Le second gouvernement Chirac et premier gouvernement de la cohabitation

Ce fut assez rapidement, dès son allocution télévisée du 17 mars 1986, que François Mitterrand nomma Jacques Chirac à Matignon. Sans surprise et sans manigance, selon la tradition républicaine du chef du parti le plus important qui avait déjà prévalu chez René Coty en préférant le 1er février 1956 Guy Mollet à Pierre Mendès France comme Président du Conseil lors de la victoire du Front républicain le 2 janvier 1957.

Pendant la formation du gouvernement, les journalistes étaient installés en nombre sur le perron de l’Élysée, attendant au froid l’annonce du Secrétaire Général de l’Élysée, et à un moment, François Mitterrand est venu lui-même leur servir un café chaud pour bien montrer qu’il n’était pas du tout impliqué dans ce gouvernement qui fut finalement nommé le 20 mars 1986 (on oublia de nommer un Ministre de la Santé, d’où de nouvelles nominations le 25 mars 1986).

Jacques Chirac bénéficia de la très courte majorité UDF-RPR : il a ainsi réussi à caporaliser toute sa majorité, considérant que si un parlementaire faisait défaut, ce serait François Mitterrand qui en bénéficierait.

La première conséquence, c’est que Raymond Barre n’a pas formé de groupe parlementaire et laissa ses partisans au sein du groupe UDF (ce fut une erreur stratégique qui lui coûta l’Élysée). Cela signifiait aussi qu’aucun barriste ne ferait barrage à un gouvernement de cohabitation. De nombreux barristes y furent nommés, dans des postes essentiellement techniques : Pierre Méhaignerie, président du CDS, à l’Équipement, au Logement, à l’Aménagement du Territoire et aux Transports ; René Monory à l’Éducation nationale ; Georges Chavanes au Commerce, à l’Artisanat et aux Services ; Bernard Bosson aux Collectivités locales puis aux Affaires européennes ; Adrien Zeller à la Sécurité sociale ; Jean Arthuis à la Consommation et à la Concurrence ; et Ambroise Guellec à la Mer.
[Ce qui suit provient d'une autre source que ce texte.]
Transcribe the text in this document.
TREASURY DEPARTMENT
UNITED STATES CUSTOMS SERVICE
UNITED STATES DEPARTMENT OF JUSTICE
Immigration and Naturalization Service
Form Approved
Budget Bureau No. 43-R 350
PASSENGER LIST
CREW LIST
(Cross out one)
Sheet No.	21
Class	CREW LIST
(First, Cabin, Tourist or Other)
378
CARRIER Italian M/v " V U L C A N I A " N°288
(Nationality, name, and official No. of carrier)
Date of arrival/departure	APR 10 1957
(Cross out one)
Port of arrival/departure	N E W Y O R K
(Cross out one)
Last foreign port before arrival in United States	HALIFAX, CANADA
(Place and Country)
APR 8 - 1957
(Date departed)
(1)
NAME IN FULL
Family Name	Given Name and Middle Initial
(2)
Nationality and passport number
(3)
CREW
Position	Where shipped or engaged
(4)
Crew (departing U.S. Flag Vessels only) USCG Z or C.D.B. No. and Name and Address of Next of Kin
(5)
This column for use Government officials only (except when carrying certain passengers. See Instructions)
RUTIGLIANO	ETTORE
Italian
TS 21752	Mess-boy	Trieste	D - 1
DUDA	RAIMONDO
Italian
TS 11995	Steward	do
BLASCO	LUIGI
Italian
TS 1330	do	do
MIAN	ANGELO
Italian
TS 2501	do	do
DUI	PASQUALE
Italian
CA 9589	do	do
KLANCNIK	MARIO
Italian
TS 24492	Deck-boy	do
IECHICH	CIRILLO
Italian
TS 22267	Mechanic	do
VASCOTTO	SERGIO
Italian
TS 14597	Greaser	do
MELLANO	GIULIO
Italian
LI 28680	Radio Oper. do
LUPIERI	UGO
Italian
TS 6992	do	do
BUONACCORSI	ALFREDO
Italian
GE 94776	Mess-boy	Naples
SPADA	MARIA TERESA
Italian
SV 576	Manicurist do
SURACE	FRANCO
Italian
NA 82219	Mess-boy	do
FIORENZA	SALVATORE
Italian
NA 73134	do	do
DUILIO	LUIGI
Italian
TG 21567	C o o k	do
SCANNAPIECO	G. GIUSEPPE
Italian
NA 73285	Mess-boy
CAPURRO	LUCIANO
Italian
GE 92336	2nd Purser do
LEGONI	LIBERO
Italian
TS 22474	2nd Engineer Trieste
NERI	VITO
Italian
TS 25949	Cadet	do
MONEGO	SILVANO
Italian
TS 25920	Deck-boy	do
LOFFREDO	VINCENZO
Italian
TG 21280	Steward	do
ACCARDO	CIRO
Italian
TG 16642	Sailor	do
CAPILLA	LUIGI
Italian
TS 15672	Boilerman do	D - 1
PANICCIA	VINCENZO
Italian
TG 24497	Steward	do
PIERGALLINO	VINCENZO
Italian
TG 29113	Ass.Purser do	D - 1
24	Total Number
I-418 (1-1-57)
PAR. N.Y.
La deuxième conséquence, c’est que Jacques Chirac pouvait jouer sur le veto de François Mitterrand pour refuser certaines nominations : ainsi, Étienne Dailly ne fut pas nommé à la Justice (à la place, Albin Chalandon) ; ni Jean Lecanuet aux Affaires étrangères (à la place, Jean-Bernard Raimond, qui vient de mourir, le 7 mars 2016) ; ni non plus François Léotard à la Défense (à la place, André Giraud ; François Léotard, qui a eu la Culture en 1986, fut finalement plus tard nommé à la Défense dans le deuxième gouvernement de la cohabitation en 1993) : ni même Valéry Giscard d’Estaing au Redressement national (qui aurait couvert l’Économie et l’Emploi). La nomination de Charles Pasqua à l'Intérieur n'a posé aucun problème à François Mitterrand en raison de l'estime réciproque qu'ils nourrissaient l'un pour l'autre et du passé de résistant de Charles Pasqua.
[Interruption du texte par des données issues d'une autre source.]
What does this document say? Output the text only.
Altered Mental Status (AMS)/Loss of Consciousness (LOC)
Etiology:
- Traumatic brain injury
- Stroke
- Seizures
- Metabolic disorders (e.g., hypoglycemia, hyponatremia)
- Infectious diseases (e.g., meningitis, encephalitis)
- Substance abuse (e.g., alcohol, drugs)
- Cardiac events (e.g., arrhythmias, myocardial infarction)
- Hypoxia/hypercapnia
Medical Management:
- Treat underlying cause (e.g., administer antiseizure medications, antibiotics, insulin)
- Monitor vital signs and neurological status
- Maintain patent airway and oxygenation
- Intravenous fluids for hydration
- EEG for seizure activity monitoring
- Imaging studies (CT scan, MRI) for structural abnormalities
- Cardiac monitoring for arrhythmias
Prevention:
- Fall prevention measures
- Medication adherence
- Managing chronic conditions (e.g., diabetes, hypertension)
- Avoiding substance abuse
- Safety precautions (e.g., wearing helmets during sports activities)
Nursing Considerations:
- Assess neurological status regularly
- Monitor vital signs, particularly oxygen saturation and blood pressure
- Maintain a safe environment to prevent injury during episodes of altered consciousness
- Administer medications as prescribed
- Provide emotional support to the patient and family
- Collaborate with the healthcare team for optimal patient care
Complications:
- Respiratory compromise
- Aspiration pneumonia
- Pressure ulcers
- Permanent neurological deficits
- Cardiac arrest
Les autres ministres du gouvernement furent : Édouard Balladur, en véritable vice-vizir, à l’Économie et aux Finances, chargé de réaliser les privatisations ; Bernard Pons aux Dom-tom ; Philippe Séguin aux Affaires sociales et à l’Emploi ; Alain Madelin à l’Industrie ; François Guillaume, président de la FNSEA, à l’Agriculture ; Michel Aurillac à la Coopération ; André Rossinot aux Relations avec le Parlement.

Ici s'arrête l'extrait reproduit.